Certain contents shall only be available at certain times of the day. And access providers shall be required to block foreign websites that won’t be in line with German regulations for the protection of minors (Jugendschutz).

The good news is that the draft – not surprisingly – seems to be lacking clarity and standards. If passed, it will hardly stand in court. But before a constitutional court makes a decision, months or even years may go by. Until then, it will create a lack of legal certainty. Besides, it shows how inefficiently German politicians open secondary – and useless – theaters of war. Our country has a number of real problems we’d really need to address.

JR believes that the availability of content that may affect the development of minors isn’t the real problem. The fact that minors may surf the internet without parental guidance at all is a problem indeed, but none that the bill in question would solve. The development of minors wouldn’t be in the least affected if they stayed away from the internet altogether until they are sixteen anyway.

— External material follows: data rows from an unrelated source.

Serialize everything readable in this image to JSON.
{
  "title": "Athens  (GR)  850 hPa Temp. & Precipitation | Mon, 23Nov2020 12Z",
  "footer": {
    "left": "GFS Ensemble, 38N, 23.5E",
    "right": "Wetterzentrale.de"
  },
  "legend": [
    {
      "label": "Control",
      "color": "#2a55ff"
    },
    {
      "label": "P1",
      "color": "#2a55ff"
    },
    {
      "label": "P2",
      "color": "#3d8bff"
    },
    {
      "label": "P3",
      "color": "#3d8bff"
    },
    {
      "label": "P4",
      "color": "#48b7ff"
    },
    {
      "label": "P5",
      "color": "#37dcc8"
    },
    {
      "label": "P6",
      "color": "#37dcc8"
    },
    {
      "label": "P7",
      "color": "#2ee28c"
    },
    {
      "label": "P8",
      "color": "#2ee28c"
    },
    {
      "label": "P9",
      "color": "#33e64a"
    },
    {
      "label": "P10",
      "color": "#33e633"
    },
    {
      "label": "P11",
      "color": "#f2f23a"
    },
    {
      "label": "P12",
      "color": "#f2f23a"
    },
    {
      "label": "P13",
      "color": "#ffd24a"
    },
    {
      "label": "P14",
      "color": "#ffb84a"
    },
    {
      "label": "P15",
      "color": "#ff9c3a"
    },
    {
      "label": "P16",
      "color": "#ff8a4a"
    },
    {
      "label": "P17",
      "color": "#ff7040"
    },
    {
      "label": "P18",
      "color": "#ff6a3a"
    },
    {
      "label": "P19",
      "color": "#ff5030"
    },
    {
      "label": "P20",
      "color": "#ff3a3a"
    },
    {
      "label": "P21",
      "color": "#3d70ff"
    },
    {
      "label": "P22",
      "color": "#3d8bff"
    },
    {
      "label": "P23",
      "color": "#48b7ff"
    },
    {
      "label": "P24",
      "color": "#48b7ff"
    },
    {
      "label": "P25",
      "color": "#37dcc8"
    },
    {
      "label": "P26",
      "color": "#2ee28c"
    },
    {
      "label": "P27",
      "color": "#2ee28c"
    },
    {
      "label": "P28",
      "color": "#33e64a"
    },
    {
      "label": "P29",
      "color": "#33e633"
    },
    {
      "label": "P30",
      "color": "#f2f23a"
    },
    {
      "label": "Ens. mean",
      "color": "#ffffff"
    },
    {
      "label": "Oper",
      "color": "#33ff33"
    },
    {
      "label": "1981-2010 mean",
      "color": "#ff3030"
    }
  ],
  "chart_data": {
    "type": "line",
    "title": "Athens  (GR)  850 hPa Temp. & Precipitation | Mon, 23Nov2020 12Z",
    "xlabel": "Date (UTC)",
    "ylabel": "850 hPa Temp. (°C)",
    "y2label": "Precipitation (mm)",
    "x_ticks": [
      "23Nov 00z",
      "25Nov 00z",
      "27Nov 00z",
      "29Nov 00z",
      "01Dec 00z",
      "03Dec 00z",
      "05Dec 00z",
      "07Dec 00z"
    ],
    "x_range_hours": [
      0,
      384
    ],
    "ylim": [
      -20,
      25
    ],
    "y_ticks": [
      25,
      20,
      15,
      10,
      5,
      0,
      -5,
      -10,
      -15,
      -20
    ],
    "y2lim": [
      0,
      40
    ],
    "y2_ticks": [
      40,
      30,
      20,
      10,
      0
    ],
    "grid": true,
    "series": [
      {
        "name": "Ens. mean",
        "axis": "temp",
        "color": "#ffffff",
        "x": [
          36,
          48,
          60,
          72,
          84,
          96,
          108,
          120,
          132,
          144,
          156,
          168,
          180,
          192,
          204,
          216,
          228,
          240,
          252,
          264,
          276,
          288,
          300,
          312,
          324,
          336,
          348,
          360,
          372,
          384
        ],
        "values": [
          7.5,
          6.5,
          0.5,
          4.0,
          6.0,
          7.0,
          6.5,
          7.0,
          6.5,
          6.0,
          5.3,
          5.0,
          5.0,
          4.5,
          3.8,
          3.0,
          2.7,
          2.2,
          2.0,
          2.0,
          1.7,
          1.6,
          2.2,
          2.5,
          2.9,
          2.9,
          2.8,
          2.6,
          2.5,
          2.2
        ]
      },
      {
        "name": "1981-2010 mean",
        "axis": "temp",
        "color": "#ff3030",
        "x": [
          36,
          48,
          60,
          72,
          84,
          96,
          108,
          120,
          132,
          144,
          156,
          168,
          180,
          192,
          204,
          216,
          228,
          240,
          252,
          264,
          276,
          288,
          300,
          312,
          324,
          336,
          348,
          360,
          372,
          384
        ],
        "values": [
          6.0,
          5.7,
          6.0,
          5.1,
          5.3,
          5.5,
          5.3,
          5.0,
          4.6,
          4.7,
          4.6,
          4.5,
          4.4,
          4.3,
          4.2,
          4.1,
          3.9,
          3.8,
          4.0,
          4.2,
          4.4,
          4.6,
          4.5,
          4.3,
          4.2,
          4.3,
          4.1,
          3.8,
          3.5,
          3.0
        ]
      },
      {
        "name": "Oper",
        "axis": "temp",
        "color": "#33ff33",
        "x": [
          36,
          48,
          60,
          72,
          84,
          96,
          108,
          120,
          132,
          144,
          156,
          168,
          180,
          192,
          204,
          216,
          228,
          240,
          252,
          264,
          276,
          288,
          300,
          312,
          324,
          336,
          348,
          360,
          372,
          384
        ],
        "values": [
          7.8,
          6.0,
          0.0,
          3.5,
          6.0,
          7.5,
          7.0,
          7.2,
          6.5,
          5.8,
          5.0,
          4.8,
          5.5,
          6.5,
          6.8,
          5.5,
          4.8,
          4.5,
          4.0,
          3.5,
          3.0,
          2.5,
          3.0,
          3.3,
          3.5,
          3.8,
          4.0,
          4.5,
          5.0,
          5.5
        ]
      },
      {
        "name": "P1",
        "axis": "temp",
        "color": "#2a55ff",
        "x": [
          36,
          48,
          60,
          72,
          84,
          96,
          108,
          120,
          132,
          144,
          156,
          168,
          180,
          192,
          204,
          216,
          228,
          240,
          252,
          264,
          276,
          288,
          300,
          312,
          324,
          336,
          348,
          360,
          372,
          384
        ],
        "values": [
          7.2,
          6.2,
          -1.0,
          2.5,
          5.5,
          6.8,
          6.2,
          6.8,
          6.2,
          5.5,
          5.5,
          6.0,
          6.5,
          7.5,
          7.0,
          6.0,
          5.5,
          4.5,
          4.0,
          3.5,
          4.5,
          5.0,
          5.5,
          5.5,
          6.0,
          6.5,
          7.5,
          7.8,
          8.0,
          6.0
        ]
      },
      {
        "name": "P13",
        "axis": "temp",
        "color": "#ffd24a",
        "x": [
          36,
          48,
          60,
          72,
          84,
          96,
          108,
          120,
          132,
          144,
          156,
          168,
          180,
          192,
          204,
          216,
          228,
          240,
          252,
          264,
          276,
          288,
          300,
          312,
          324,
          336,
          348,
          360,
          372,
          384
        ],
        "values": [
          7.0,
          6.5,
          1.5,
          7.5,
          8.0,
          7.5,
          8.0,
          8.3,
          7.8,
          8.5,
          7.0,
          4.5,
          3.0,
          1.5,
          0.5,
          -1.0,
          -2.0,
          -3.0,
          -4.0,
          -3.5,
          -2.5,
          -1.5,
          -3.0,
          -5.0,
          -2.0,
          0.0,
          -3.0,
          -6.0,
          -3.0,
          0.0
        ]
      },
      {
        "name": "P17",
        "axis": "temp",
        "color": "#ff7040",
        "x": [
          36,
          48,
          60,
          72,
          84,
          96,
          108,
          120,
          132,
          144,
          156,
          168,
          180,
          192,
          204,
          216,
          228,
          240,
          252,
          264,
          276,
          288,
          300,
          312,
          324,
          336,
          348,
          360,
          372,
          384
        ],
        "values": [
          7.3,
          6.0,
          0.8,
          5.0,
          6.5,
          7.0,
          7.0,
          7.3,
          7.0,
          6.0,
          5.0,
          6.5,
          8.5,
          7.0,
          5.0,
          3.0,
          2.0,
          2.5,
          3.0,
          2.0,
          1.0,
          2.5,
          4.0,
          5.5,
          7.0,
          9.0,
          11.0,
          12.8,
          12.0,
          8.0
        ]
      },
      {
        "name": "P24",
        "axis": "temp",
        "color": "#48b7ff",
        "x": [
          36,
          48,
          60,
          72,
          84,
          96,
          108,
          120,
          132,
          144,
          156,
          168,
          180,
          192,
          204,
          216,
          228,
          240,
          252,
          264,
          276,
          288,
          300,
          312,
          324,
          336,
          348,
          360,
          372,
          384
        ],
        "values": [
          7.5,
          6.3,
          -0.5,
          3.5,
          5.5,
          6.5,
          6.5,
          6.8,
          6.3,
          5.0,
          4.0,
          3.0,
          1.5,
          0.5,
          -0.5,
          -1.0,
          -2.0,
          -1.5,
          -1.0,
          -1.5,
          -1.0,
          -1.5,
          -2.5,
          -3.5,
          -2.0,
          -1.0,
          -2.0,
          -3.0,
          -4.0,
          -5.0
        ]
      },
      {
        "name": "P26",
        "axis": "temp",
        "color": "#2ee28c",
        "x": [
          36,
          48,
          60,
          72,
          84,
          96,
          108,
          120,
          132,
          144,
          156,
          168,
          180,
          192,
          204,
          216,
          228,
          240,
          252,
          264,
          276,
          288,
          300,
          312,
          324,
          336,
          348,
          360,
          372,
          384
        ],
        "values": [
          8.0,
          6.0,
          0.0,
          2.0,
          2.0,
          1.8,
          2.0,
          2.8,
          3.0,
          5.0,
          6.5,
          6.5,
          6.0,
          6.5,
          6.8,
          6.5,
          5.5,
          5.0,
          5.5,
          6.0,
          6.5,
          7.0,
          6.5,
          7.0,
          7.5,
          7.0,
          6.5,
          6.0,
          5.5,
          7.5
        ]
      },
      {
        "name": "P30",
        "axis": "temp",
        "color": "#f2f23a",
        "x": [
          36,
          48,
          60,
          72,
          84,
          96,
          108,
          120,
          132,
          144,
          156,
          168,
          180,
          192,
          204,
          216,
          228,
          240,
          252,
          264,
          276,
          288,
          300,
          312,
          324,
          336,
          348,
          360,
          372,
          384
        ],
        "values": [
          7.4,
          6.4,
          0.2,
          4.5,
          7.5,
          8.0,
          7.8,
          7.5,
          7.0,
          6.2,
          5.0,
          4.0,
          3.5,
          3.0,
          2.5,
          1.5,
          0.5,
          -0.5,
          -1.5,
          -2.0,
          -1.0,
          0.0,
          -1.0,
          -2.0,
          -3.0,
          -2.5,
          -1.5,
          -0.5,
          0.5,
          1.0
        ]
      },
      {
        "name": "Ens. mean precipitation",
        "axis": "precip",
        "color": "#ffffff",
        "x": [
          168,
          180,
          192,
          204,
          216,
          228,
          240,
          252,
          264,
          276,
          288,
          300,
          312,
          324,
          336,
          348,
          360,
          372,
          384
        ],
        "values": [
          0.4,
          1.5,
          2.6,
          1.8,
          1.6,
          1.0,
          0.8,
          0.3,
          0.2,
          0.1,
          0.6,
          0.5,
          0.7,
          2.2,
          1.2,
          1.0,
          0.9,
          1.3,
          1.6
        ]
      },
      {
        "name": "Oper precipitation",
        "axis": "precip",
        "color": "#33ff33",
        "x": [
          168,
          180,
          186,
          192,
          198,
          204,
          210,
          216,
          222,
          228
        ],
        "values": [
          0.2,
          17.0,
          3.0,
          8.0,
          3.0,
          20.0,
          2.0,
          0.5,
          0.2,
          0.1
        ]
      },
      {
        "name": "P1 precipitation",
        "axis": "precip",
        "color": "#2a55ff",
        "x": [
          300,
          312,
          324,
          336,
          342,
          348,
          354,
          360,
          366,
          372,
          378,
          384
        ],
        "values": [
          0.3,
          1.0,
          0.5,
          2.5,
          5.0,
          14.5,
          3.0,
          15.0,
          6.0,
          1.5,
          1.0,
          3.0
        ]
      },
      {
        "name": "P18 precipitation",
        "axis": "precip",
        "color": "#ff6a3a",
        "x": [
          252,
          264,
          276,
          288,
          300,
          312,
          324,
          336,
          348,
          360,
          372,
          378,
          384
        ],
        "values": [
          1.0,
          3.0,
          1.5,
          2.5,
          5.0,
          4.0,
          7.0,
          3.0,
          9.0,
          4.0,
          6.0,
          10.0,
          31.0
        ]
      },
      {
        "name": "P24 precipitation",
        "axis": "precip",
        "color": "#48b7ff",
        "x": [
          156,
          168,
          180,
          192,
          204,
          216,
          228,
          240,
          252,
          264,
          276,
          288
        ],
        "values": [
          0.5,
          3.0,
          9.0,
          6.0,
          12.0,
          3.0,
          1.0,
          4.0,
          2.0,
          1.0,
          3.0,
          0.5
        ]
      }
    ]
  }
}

And once they are sixteen, they should understand that certain sites simply aren’t for them to “visit”. In fact, there is no need to watch such sites at any age, merely for the silly reason that they are available. Once in a while, hardcore Christians may actually be smarther than Christian Democrats (at least in theory): “All things are lawful,” but not all things are helpful. (1 Corinthians, 10:22).

JR has lived without the internet for most of his life. Neither too little, nor too much of it affected his personal development. Free internet access for minors won’t produce computer geniuses. Mindful work with computers and software may do so.

The current government initiative is just another helpless, but dangerous move to deal with problems which would need smart educational approaches instead – approaches many in our society seem to feel unable to take.

But censorship won’t solve any problems. It will only aggravate them. And if you are unable to access Jun Jie’s website right now, from inside and maybe also from outside Germany, it will probably be because the time in Germany is between 6 a.m. and 11 p.m..

Once the law has been successfully passed, that is. For now, it can be safely said that the CCP propaganda, once again, is missing out on a really juiciy example of foreign censorship policies. Help yourselves, greenhorns!